Les « stratèges » représentaient seulement 17 % des consommateurs en 2019. Aujourd’hui, ils sont 24 %. L’envie de consommer s’est développée avec la Covid. En juillet 2020, après la sidération du premier confinement, la reprise de la consommation a été forte sur de nombreux secteurs de la sphère du confort individuel (cocooning) tels que l’équipement du foyer, le bricolage, les articles de sport, les articles de jardinage. En février 2021, dans l’enquête consommation du Crédoc, l’envie déclarée de consommer est encore plus forte. Par exemple, la pratique de comparer les prix sur Internet progresse de 8 points (de 48 % à 56 % entre juillet 2020 et février 2021) et le niveau est plus élevé qu’en 2019. La proportion des individus qui déclarent que consommer est un plaisir plutôt qu’une nécessité est de 21 % contre 15 % en avril 2020.

Les plus jeunes (18 à 34 ans), les hommes et les Franciliens sont les plus nombreux à considérer que consommer est un plaisir.
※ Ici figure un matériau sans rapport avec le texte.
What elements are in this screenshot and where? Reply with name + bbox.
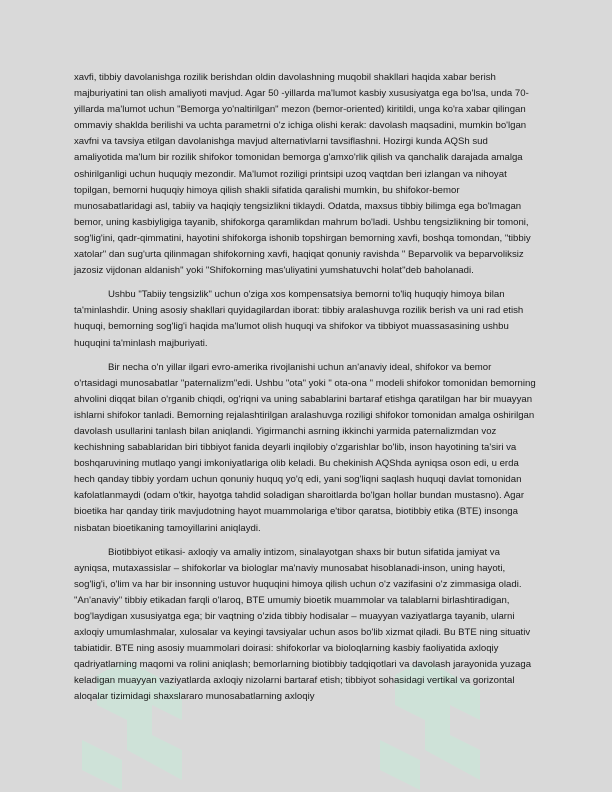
paragraph-1: xavfi, tibbiy davolanishga rozilik berishdan oldin davolashning muqobil shakllari haqida xabar berish majburiyatini tan olish amaliyoti mavjud. Agar 50 -yillarda ma'lumot kasbiy xususiyatga ega bo'lsa, unda 70-yillarda ma'lumot uchun "Bemorga yo'naltirilgan" mezon (bemor-oriented) kiritildi, unga ko'ra xabar qilingan ommaviy shaklda berilishi va uchta parametrni o'z ichiga olishi kerak: davolash maqsadini, mumkin bo'lgan xavfni va tavsiya etilgan davolanishga mavjud alternativlarni tavsiflashni. Hozirgi kunda AQSh sud amaliyotida ma'lum bir rozilik shifokor tomonidan bemorga g'amxo'rlik qilish va qanchalik darajada amalga oshirilganligi uchun huquqiy mezondir. Ma'lumot roziligi printsipi uzoq vaqtdan beri izlangan va nihoyat topilgan, bemorni huquqiy himoya qilish shakli sifatida qaralishi mumkin, bu shifokor-bemor munosabatlaridagi asl, tabiiy va haqiqiy tengsizlikni tiklaydi. Odatda, maxsus tibbiy bilimga ega bo'lmagan bemor, uning kasbiyligiga tayanib, shifokorga qaramlikdan mahrum bo'ladi. Ushbu tengsizlikning bir tomoni, sog'lig'ini, qadr-qimmatini, hayotini shifokorga ishonib topshirgan bemorning xavfi, boshqa tomondan, "tibbiy xatolar" dan sug'urta qilinmagan shifokorning xavfi, haqiqat qonuniy ravishda " Beparvolik va beparvoliksiz jazosiz vijdonan aldanish" yoki "Shifokorning mas'uliyatini yumshatuvchi holat"deb baholanadi. — [74, 72, 531, 277]
paragraph-4: Biotibbiyot etikasi- axloqiy va amaliy intizom, sinalayotgan shaxs bir butun sifatida jamiyat va ayniqsa, mutaxassislar – shifokorlar va biologlar ma'naviy munosabat hisoblanadi-inson, uning hayoti, sog'lig'i, o'lim va har bir insonning ustuvor huquqini himoya qilish uchun o'z vazifasini o'z zimmasiga oladi. "An'anaviy" tibbiy etikadan farqli o'laroq, BTE umumiy bioetik muammolar va talablarni birlashtiradigan, bog'laydigan xususiyatga ega; bir vaqtning o'zida tibbiy hodisalar – muayyan vaziyatlarga tayanib, ularni axloqiy umumlashmalar, xulosalar va keyingi tavsiyalar uchun asos bo'lib xizmat qiladi. Bu BTE ning situativ tabiatidir. BTE ning asosiy muammolari doirasi: shifokorlar va bioloqlarning kasbiy faoliyatida axloqiy qadriyatlarning maqomi va rolini aniqlash; bemorlarning biotibbiy tadqiqotlari va davolash jarayonida yuzaga keladigan muayyan vaziyatlarda axloqiy nizolarni bartaraf etish; tibbiyot sohasidagi vertikal va gorizontal aloqalar tizimidagi shaxslararo munosabatlarning axloqiy — [74, 546, 532, 703]
paragraph-2: Ushbu "Tabiiy tengsizlik" uchun o'ziga xos kompensatsiya bemorni to'liq huquqiy himoya bilan ta'minlashdir. Uning asosiy shakllari quyidagilardan iborat: tibbiy aralashuvga rozilik berish va uni rad etish huquqi, bemorning sog'lig'i haqida ma'lumot olish huquqi va shifokor va tibbiyot muassasasining ushbu huquqini ta'minlash majburiyati. — [74, 289, 524, 349]
paragraph-3: Bir necha o'n yillar ilgari evro-amerika rivojlanishi uchun an'anaviy ideal, shifokor va bemor o'rtasidagi munosabatlar "paternalizm"edi. Ushbu "ota" yoki " ota-ona " modeli shifokor tomonidan bemorning ahvolini diqqat bilan o'rganib chiqdi, og'riqni va uning sabablarini bartaraf etishga qaratilgan har bir muayyan ishlarni shifokor tanladi. Bemorning rejalashtirilgan aralashuvga roziligi shifokor tomonidan amalga oshirilgan davolash usullarini tanlash bilan aniqlandi. Yigirmanchi asrning ikkinchi yarmida paternalizmdan voz kechishning sabablaridan biri tibbiyot fanida deyarli inqilobiy o'zgarishlar bo'lib, inson hayotining ta'siri va boshqaruvining mutlaqo yangi imkoniyatlariga olib keladi. Bu chekinish AQShda ayniqsa oson edi, u erda hech qanday tibbiy yordam uchun qonuniy huquq yo'q edi, yani sog'liqni saqlash huquqi davlat tomonidan kafolatlanmaydi (odam o'tkir, hayotga tahdid soladigan sharoitlarda bo'lgan hollar bundan mustasno). Agar bioetika har qanday tirik mavjudotning hayot muammolariga e'tibor qaratsa, biotibbiy etika (BTE) insonga nisbatan bioetikaning tamoyillarini aniqlaydi. — [74, 361, 536, 534]
document-body — [74, 70, 536, 714]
Toujours en début d’année 2021, à la question « une fois l’épidémie sous contrôle, quelle attitude adopterez-vous le plus probablement ? », 22 % des consommateurs déclarent qu’ils essaieront le plus possible de rattraper le temps perdu (restaurants, voyages, activités sportives, culturelles, etc.). Ce sont avant tout les jeunes, les Parisiens. Ainsi, l’effet de rattrapage observé dans de nombreux autres pays sera fort en fin d’année 2021, si le contexte sanitaire le permet.

Au total, la fracture entre les différentes parties de la population s’amplifie avec cette crise de la Covid-19. Comprendre pourquoi certains ont besoin de consommer pour faire société est certainement nécessaire avant d’imposer une sobriété contrainte à tous.


  1. Sophie Dubuisson-Quellier, La consommation engagée, les Presses de Science-po, 2009.
  2. Nicholas Georgescu-Roegen, The Entropy Law and the Economic Process, Harvard University Press, 1971.
  3. Amitai Etzioni, « The Post Affluent Society », Review of Social Economy, vol. 62, no 3, 2004, pp. 407-420.
  4. Victoire Sessego et Pascale Hébel, « Consommation durable : l’engagement de façade des classes supérieures », Consommation et modes de vie, no 303, 2019 (www.credoc.fr/download/pdf/4p/CMV303.pdf).
  5. Jeanne Lazarus, « Consommer pour faire partie de la société », dossier « Pourquoi est-il si bon de consommer ? », Revue Projet, no 367.